Teresa, toujours enchantée de faire une excursion, consentit volontiers.

« Et moi aussi, maman, s’écria l’enfant ; et ma petite sœur ?

— Oh ! certainement, dit Maltravers répondant pour les parents. »

Ils furent tous bientôt prêts ; ils mirent au large, et, sous le ciel transparent et tiède (car le mois de novembre en Italie est aussi beau que le mois de septembre dans le Nord), ils traversèrent les eaux étincelantes du lac. Les enfants babillaient, et les grandes personnes parlaient de mille choses. Quelle charmante journée que cette dernière journée passée à Côme ! Car si les adieux de l’amitié ont, à la vérité, quelque chose de la mélancolie des adieux de l’amour, ils n’en ont pas l’angoisse. Peut-être serions-nous plus heureux si nous pouvions complétement nous défaire de l’amour. La vie en serait plus calme et plus heureuse. L’amitié, c’est le vin de l’existence ; mais l’amour en est l’alcool.

À leur retour, ils trouvèrent Castruccio assis sur la pelouse. Il ne parut pas aussi affligé du départ d’Ernest que Teresa s’y était attendue. Castruccio Cesarini était très-jaloux, et dans les derniers temps il avait été chagrin et mécontent de voir le plaisir que prenaient les de Montaigne à la société d’Ernest.

« Comment cela se fait-il ? se demandait-il souvent.

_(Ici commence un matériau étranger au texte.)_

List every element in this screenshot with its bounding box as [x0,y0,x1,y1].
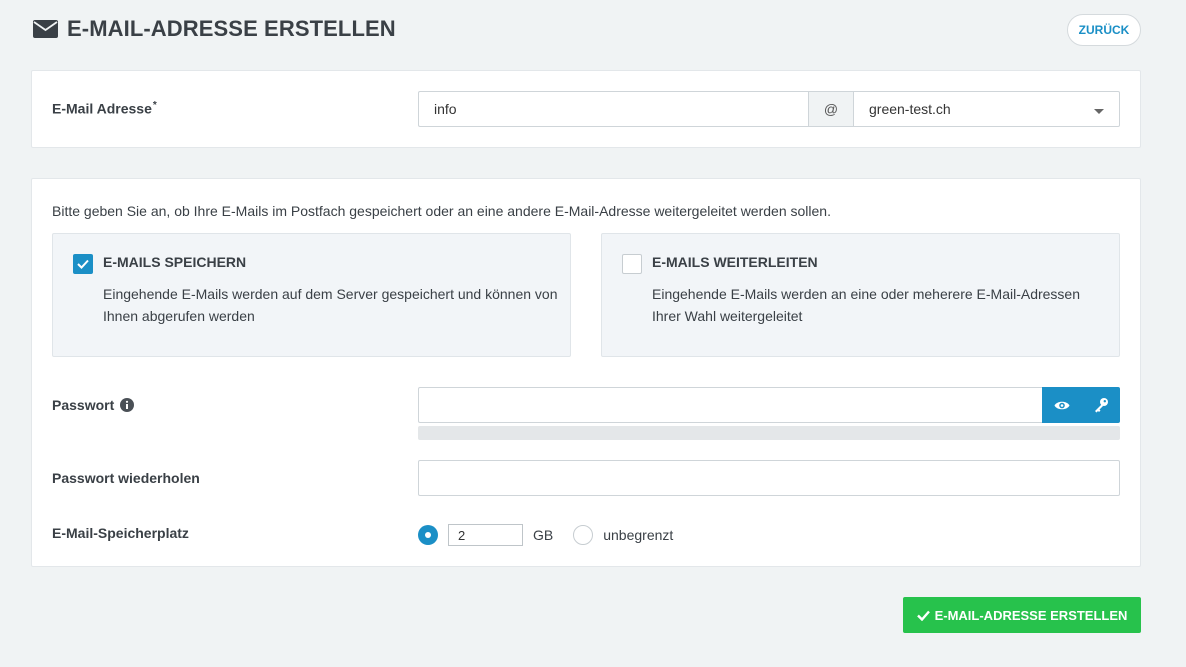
back-button[interactable]: ZURÜCK [1067,14,1141,46]
forward-emails-description: Eingehende E-Mails werden an eine oder m… [652,286,1081,324]
generate-password-button[interactable] [1081,387,1120,423]
key-icon [1094,398,1108,413]
option-store-emails[interactable]: E-MAILS SPEICHERN Eingehende E-Mails wer… [52,233,571,357]
envelope-icon [33,20,58,38]
show-password-button[interactable] [1042,387,1081,423]
eye-icon [1054,401,1069,409]
storage-options: GB unbegrenzt [418,524,673,546]
page-header: E-MAIL-ADRESSE ERSTELLEN [33,16,396,42]
storage-label: E-Mail-Speicherplatz [52,525,189,541]
at-sign-addon: @ [808,91,854,127]
create-email-address-button[interactable]: E-MAIL-ADRESSE ERSTELLEN [903,597,1141,633]
storage-size-input[interactable] [448,524,523,546]
password-label-text: Passwort [52,397,115,413]
email-local-part-input[interactable] [418,91,808,127]
password-label: Passwort [52,397,135,413]
store-emails-title: E-MAILS SPEICHERN [103,254,247,270]
storage-unlimited-label: unbegrenzt [603,527,674,543]
create-email-address-label: E-MAIL-ADRESSE ERSTELLEN [934,607,1128,623]
mailbox-settings-panel: Bitte geben Sie an, ob Ihre E-Mails im P… [31,178,1141,567]
domain-select-value: green-test.ch [869,101,951,117]
password-input[interactable] [418,387,1042,423]
chevron-down-icon [1094,108,1104,114]
password-strength-bar [418,426,1120,440]
option-forward-emails[interactable]: E-MAILS WEITERLEITEN Eingehende E-Mails … [601,233,1120,357]
radio-dot [425,532,431,538]
check-icon [77,259,89,269]
info-circle-icon[interactable] [120,398,135,412]
domain-select[interactable]: green-test.ch [854,91,1120,127]
store-emails-checkbox[interactable] [73,254,93,274]
password-input-group [418,387,1120,423]
email-input-group: @ green-test.ch [418,91,1120,127]
check-icon [916,610,930,621]
required-mark: * [152,100,157,111]
delivery-intro-text: Bitte geben Sie an, ob Ihre E-Mails im P… [52,203,831,219]
forward-emails-title: E-MAILS WEITERLEITEN [652,254,818,270]
forward-emails-checkbox[interactable] [622,254,642,274]
password-repeat-label: Passwort wiederholen [52,470,200,486]
page-title: E-MAIL-ADRESSE ERSTELLEN [67,16,396,41]
storage-unlimited-radio[interactable] [573,525,594,545]
storage-unit: GB [533,527,554,543]
email-panel: E-Mail Adresse* @ green-test.ch [31,70,1141,148]
password-repeat-input[interactable] [418,460,1120,496]
store-emails-description: Eingehende E-Mails werden auf dem Server… [103,286,558,324]
storage-size-radio[interactable] [418,525,438,545]
email-address-label: E-Mail Adresse* [52,100,157,117]
email-address-label-text: E-Mail Adresse [52,100,152,117]
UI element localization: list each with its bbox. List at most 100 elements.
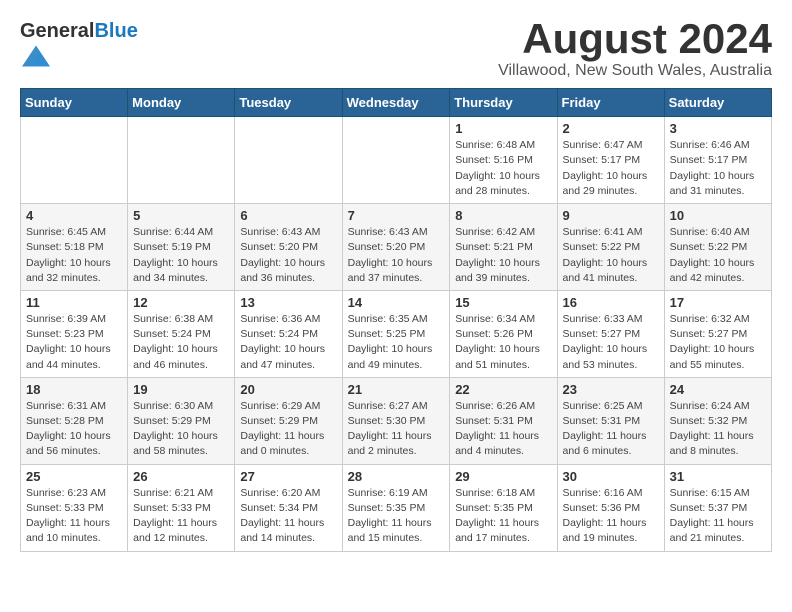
day-number: 6 [240, 208, 336, 223]
calendar-cell: 17Sunrise: 6:32 AM Sunset: 5:27 PM Dayli… [664, 290, 771, 377]
day-number: 28 [348, 469, 445, 484]
calendar-cell: 22Sunrise: 6:26 AM Sunset: 5:31 PM Dayli… [450, 377, 557, 464]
day-number: 16 [563, 295, 659, 310]
day-number: 29 [455, 469, 551, 484]
day-info: Sunrise: 6:34 AM Sunset: 5:26 PM Dayligh… [455, 312, 551, 373]
calendar-cell: 30 Sunrise: 6:16 AM Sunset: 5:36 PM Dayli… [557, 464, 664, 551]
day-number: 4 [26, 208, 122, 223]
calendar-week-3: 11 Sunrise: 6:39 AM Sunset: 5:23 PM Dayli… [21, 290, 772, 377]
day-info: Sunrise: 6:41 AM Sunset: 5:22 PM Dayligh… [563, 225, 659, 286]
calendar-cell: 24Sunrise: 6:24 AM Sunset: 5:32 PM Dayli… [664, 377, 771, 464]
calendar-table: SundayMondayTuesdayWednesdayThursdayFrid… [20, 88, 772, 551]
logo-icon [22, 42, 50, 70]
day-info: Sunrise: 6:27 AM Sunset: 5:30 PM Dayligh… [348, 399, 445, 460]
day-number: 14 [348, 295, 445, 310]
header-row: SundayMondayTuesdayWednesdayThursdayFrid… [21, 89, 772, 117]
calendar-cell [235, 117, 342, 204]
calendar-cell: 9 Sunrise: 6:41 AM Sunset: 5:22 PM Daylig… [557, 204, 664, 291]
day-number: 21 [348, 382, 445, 397]
calendar-cell: 8 Sunrise: 6:42 AM Sunset: 5:21 PM Daylig… [450, 204, 557, 291]
calendar-cell: 10 Sunrise: 6:40 AM Sunset: 5:22 PM Dayli… [664, 204, 771, 291]
calendar-week-5: 25Sunrise: 6:23 AM Sunset: 5:33 PM Dayli… [21, 464, 772, 551]
calendar-week-1: 1 Sunrise: 6:48 AM Sunset: 5:16 PM Daylig… [21, 117, 772, 204]
day-info: Sunrise: 6:25 AM Sunset: 5:31 PM Dayligh… [563, 399, 659, 460]
column-header-sunday: Sunday [21, 89, 128, 117]
day-info: Sunrise: 6:38 AM Sunset: 5:24 PM Dayligh… [133, 312, 229, 373]
day-info: Sunrise: 6:39 AM Sunset: 5:23 PM Dayligh… [26, 312, 122, 373]
day-number: 24 [670, 382, 766, 397]
day-info: Sunrise: 6:43 AM Sunset: 5:20 PM Dayligh… [348, 225, 445, 286]
day-info: Sunrise: 6:26 AM Sunset: 5:31 PM Dayligh… [455, 399, 551, 460]
calendar-cell: 23 Sunrise: 6:25 AM Sunset: 5:31 PM Dayli… [557, 377, 664, 464]
day-info: Sunrise: 6:29 AM Sunset: 5:29 PM Dayligh… [240, 399, 336, 460]
logo-blue-text: Blue [94, 20, 137, 42]
calendar-cell: 5Sunrise: 6:44 AM Sunset: 5:19 PM Daylig… [128, 204, 235, 291]
day-number: 13 [240, 295, 336, 310]
day-info: Sunrise: 6:18 AM Sunset: 5:35 PM Dayligh… [455, 486, 551, 547]
day-info: Sunrise: 6:32 AM Sunset: 5:27 PM Dayligh… [670, 312, 766, 373]
day-number: 23 [563, 382, 659, 397]
day-number: 27 [240, 469, 336, 484]
day-number: 7 [348, 208, 445, 223]
title-area: August 2024 Villawood, New South Wales, … [498, 16, 772, 80]
day-info: Sunrise: 6:47 AM Sunset: 5:17 PM Dayligh… [563, 138, 659, 199]
calendar-cell [128, 117, 235, 204]
calendar-cell: 2 Sunrise: 6:47 AM Sunset: 5:17 PM Daylig… [557, 117, 664, 204]
day-number: 31 [670, 469, 766, 484]
column-header-thursday: Thursday [450, 89, 557, 117]
day-number: 10 [670, 208, 766, 223]
page-header: GeneralBlue August 2024 Villawood, New S… [20, 16, 772, 80]
day-number: 2 [563, 121, 659, 136]
calendar-cell: 29 Sunrise: 6:18 AM Sunset: 5:35 PM Dayli… [450, 464, 557, 551]
calendar-cell: 4 Sunrise: 6:45 AM Sunset: 5:18 PM Daylig… [21, 204, 128, 291]
calendar-cell: 16Sunrise: 6:33 AM Sunset: 5:27 PM Dayli… [557, 290, 664, 377]
column-header-tuesday: Tuesday [235, 89, 342, 117]
day-number: 8 [455, 208, 551, 223]
day-info: Sunrise: 6:48 AM Sunset: 5:16 PM Dayligh… [455, 138, 551, 199]
day-number: 15 [455, 295, 551, 310]
calendar-cell: 27 Sunrise: 6:20 AM Sunset: 5:34 PM Dayli… [235, 464, 342, 551]
day-info: Sunrise: 6:15 AM Sunset: 5:37 PM Dayligh… [670, 486, 766, 547]
day-info: Sunrise: 6:36 AM Sunset: 5:24 PM Dayligh… [240, 312, 336, 373]
calendar-cell: 19Sunrise: 6:30 AM Sunset: 5:29 PM Dayli… [128, 377, 235, 464]
calendar-cell: 18 Sunrise: 6:31 AM Sunset: 5:28 PM Dayli… [21, 377, 128, 464]
day-info: Sunrise: 6:35 AM Sunset: 5:25 PM Dayligh… [348, 312, 445, 373]
calendar-week-2: 4 Sunrise: 6:45 AM Sunset: 5:18 PM Daylig… [21, 204, 772, 291]
day-info: Sunrise: 6:42 AM Sunset: 5:21 PM Dayligh… [455, 225, 551, 286]
day-info: Sunrise: 6:43 AM Sunset: 5:20 PM Dayligh… [240, 225, 336, 286]
calendar-cell: 1 Sunrise: 6:48 AM Sunset: 5:16 PM Daylig… [450, 117, 557, 204]
day-info: Sunrise: 6:46 AM Sunset: 5:17 PM Dayligh… [670, 138, 766, 199]
calendar-cell: 28 Sunrise: 6:19 AM Sunset: 5:35 PM Dayli… [342, 464, 450, 551]
calendar-cell: 25Sunrise: 6:23 AM Sunset: 5:33 PM Dayli… [21, 464, 128, 551]
logo: GeneralBlue [20, 20, 138, 75]
day-info: Sunrise: 6:16 AM Sunset: 5:36 PM Dayligh… [563, 486, 659, 547]
day-info: Sunrise: 6:45 AM Sunset: 5:18 PM Dayligh… [26, 225, 122, 286]
day-number: 1 [455, 121, 551, 136]
day-number: 5 [133, 208, 229, 223]
location-text: Villawood, New South Wales, Australia [498, 62, 772, 80]
calendar-cell [21, 117, 128, 204]
month-title: August 2024 [498, 16, 772, 62]
day-info: Sunrise: 6:40 AM Sunset: 5:22 PM Dayligh… [670, 225, 766, 286]
day-number: 11 [26, 295, 122, 310]
calendar-cell: 26Sunrise: 6:21 AM Sunset: 5:33 PM Dayli… [128, 464, 235, 551]
calendar-cell: 15 Sunrise: 6:34 AM Sunset: 5:26 PM Dayli… [450, 290, 557, 377]
day-info: Sunrise: 6:30 AM Sunset: 5:29 PM Dayligh… [133, 399, 229, 460]
day-number: 30 [563, 469, 659, 484]
column-header-friday: Friday [557, 89, 664, 117]
calendar-cell: 21 Sunrise: 6:27 AM Sunset: 5:30 PM Dayli… [342, 377, 450, 464]
calendar-header: SundayMondayTuesdayWednesdayThursdayFrid… [21, 89, 772, 117]
day-number: 20 [240, 382, 336, 397]
day-number: 3 [670, 121, 766, 136]
day-number: 18 [26, 382, 122, 397]
calendar-cell: 14 Sunrise: 6:35 AM Sunset: 5:25 PM Dayli… [342, 290, 450, 377]
calendar-cell: 12Sunrise: 6:38 AM Sunset: 5:24 PM Dayli… [128, 290, 235, 377]
day-info: Sunrise: 6:31 AM Sunset: 5:28 PM Dayligh… [26, 399, 122, 460]
column-header-saturday: Saturday [664, 89, 771, 117]
calendar-cell: 11 Sunrise: 6:39 AM Sunset: 5:23 PM Dayli… [21, 290, 128, 377]
day-info: Sunrise: 6:19 AM Sunset: 5:35 PM Dayligh… [348, 486, 445, 547]
day-number: 9 [563, 208, 659, 223]
day-number: 25 [26, 469, 122, 484]
day-info: Sunrise: 6:20 AM Sunset: 5:34 PM Dayligh… [240, 486, 336, 547]
calendar-cell: 7 Sunrise: 6:43 AM Sunset: 5:20 PM Daylig… [342, 204, 450, 291]
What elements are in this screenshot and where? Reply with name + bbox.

Pourquoi la société de cet étranger leur plaît-elle plus que la mienne ? Mes idées sont aussi neuves, aussi originales ; j’ai autant de génie ; et pourtant mon beau-frère, qui est si froid, lui accorde du mérite, et prédit que ce sera un jour un homme remarquable : tandis que moi… Non !… on n’est jamais prophète dans son pays ! »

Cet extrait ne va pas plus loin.